Each spring, the reanimation of our forests by these distant travelers causes me to re-examine my own life’s travels, and my own longed-for destinations. My childhood was spent very much “in place”, on my family’s 100 acres of abandoned farm fields and woodlands in the Finger Lakes region of upstate New York. I wandered the countryside every day, becoming deeply imbued with my father’s love for nature in all its aspects. I haven’t seen that landscape in over 20 years, but can still summon it up in my memory in more detail than anyplace I have lived since. And yet, while loving the land, I chafed at the limits of small town life. I voraciously read books of travel and adventure, including the journals of Lewis and Clark, Audubon, and Darwin. I had a fine adolescent pity for those schoolmates of mine who would spend their whole lives in our tiny town. I was determined to see the world.

Almost as soon as I left home for college, my traveling years began.

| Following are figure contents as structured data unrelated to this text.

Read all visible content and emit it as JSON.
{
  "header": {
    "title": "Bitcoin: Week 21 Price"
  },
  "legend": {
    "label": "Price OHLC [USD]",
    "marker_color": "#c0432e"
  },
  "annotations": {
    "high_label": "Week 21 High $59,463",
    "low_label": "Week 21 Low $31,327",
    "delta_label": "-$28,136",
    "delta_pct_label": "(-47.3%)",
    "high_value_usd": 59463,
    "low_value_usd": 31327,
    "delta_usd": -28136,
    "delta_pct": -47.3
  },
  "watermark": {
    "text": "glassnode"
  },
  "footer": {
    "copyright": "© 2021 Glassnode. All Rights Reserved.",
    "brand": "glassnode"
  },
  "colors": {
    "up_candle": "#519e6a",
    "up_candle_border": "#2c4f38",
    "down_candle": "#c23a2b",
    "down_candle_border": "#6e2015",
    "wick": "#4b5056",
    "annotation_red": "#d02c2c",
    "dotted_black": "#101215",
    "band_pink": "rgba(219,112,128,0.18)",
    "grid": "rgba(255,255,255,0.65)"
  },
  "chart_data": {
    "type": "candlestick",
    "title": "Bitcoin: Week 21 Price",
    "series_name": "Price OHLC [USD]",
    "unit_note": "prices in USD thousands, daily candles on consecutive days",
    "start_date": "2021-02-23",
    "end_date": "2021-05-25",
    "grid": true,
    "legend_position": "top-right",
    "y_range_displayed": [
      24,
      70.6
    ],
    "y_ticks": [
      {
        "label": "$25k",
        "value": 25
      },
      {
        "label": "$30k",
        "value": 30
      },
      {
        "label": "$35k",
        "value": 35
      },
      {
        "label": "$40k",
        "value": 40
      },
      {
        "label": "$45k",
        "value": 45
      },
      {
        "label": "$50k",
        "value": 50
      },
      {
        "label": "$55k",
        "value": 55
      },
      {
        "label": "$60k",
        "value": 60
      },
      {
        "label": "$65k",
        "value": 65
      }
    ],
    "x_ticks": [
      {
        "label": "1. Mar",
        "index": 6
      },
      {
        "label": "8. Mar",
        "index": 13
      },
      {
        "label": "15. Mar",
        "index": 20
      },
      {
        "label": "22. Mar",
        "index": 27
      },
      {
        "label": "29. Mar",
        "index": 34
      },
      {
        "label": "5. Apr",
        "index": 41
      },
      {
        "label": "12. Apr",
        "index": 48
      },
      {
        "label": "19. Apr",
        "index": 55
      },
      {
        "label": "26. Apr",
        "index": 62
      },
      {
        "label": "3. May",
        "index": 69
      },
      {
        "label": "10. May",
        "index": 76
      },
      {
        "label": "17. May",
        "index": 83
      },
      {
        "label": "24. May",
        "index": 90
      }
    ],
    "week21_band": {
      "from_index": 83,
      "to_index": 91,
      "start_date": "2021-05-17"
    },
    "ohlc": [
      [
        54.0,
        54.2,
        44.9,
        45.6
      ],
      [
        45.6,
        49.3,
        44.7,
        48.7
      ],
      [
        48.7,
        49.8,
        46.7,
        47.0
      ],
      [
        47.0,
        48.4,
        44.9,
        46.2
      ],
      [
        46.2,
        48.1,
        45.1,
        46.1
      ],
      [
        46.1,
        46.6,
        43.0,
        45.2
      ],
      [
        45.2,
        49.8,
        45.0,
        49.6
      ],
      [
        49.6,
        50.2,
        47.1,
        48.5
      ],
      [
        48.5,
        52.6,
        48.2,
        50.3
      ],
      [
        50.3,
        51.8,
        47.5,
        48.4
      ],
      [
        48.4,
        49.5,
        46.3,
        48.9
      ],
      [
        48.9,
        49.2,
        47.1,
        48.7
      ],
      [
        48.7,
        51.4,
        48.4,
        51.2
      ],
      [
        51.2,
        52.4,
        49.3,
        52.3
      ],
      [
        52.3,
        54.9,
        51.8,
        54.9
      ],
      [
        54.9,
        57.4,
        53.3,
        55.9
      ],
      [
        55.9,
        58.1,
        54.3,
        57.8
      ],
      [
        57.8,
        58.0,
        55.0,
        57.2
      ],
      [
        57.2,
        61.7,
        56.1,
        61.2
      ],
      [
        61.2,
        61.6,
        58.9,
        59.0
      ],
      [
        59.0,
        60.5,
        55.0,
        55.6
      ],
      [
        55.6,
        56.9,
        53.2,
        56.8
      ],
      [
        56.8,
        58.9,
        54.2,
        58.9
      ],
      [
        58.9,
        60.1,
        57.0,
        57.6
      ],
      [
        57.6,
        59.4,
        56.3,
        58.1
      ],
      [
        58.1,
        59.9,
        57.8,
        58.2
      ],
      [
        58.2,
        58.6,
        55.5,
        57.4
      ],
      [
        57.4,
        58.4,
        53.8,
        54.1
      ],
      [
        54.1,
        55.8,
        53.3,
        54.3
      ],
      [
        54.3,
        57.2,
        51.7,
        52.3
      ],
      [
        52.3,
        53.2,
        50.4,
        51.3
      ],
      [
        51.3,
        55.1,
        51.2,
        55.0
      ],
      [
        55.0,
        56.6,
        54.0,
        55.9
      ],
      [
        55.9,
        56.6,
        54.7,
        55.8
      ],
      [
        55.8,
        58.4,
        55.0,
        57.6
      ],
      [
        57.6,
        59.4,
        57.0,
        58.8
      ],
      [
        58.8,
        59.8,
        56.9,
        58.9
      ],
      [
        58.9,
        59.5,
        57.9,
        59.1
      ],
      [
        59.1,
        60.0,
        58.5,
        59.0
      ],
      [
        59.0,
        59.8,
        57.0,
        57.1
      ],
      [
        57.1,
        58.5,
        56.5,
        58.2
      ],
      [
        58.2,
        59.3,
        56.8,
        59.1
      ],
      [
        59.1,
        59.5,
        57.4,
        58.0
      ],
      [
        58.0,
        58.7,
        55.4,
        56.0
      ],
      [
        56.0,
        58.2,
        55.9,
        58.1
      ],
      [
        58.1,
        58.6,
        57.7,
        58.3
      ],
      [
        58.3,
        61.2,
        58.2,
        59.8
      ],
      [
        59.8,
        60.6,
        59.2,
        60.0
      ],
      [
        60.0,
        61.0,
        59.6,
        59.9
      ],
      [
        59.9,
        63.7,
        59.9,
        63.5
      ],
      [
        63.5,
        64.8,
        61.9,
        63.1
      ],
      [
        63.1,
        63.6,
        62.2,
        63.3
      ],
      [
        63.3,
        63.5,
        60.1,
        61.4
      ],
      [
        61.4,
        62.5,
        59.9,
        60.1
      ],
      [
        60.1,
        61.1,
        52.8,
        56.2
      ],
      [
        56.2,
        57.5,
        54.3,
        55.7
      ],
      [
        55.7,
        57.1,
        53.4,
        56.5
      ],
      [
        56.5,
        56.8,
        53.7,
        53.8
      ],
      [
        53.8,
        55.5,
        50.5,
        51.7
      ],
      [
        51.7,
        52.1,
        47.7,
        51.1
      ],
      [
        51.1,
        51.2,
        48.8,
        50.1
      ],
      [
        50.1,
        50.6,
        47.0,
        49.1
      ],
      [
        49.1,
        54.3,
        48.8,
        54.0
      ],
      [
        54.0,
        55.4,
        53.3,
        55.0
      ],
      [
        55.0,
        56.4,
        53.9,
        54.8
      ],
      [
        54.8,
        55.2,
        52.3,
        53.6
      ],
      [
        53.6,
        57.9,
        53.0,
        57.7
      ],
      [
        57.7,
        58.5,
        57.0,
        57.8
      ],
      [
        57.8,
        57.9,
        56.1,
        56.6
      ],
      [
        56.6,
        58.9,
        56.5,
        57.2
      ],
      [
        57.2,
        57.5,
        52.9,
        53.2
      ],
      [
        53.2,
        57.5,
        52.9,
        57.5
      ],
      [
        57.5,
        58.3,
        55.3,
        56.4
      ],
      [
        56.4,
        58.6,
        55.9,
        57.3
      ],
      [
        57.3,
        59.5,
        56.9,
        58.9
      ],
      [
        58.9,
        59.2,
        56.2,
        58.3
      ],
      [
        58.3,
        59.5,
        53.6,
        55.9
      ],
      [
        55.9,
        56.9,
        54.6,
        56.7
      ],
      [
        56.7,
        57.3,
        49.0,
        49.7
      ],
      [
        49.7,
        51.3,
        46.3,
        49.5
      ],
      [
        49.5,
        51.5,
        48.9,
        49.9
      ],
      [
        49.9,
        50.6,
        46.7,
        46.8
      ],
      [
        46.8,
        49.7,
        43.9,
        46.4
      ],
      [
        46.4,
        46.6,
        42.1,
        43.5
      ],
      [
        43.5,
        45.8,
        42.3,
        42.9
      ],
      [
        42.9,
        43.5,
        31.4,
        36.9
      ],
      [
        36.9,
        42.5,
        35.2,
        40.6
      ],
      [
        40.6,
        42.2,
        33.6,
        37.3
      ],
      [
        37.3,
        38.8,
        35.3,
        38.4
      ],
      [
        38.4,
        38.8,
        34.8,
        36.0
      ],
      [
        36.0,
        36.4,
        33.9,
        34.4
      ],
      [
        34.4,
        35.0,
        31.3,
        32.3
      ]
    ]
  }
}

My very first airplane flight took me out of the country and to the jungles that I had dreamed about for so long, as a volunteer for CARE in Panama. One experience with the inexhaustible variety of tropical nature, and I was hooked. For the next 20 years, I spent more than a quarter of my time outside the U.S., carrying out studies of animal behavior and ecology in Costa Rica, Panama, the Caribbean, Suriname, South Africa, Botswana, Zimbabwe, Kenya, Tanzania, Fiji, Samoa, Tonga, New Zealand, and Australia.

In 1994, after 3 years in the South Pacific studying flying foxes and fruit pigeons, I arrived in Ashland with my wife Debra. Our children were 8 and 4 years old, and we decided, not without great ambivalence, that it was time to settle down. We signed a mortgage, bought some furniture, and didn’t leave the country for 2 long years. I became involved in Northwest forest issues, and gained deep respect for grassroots activists like Julie Norman, Richard Hart, and Dave Willis, who have devoted decades to understanding and preserving this very special corner of the world.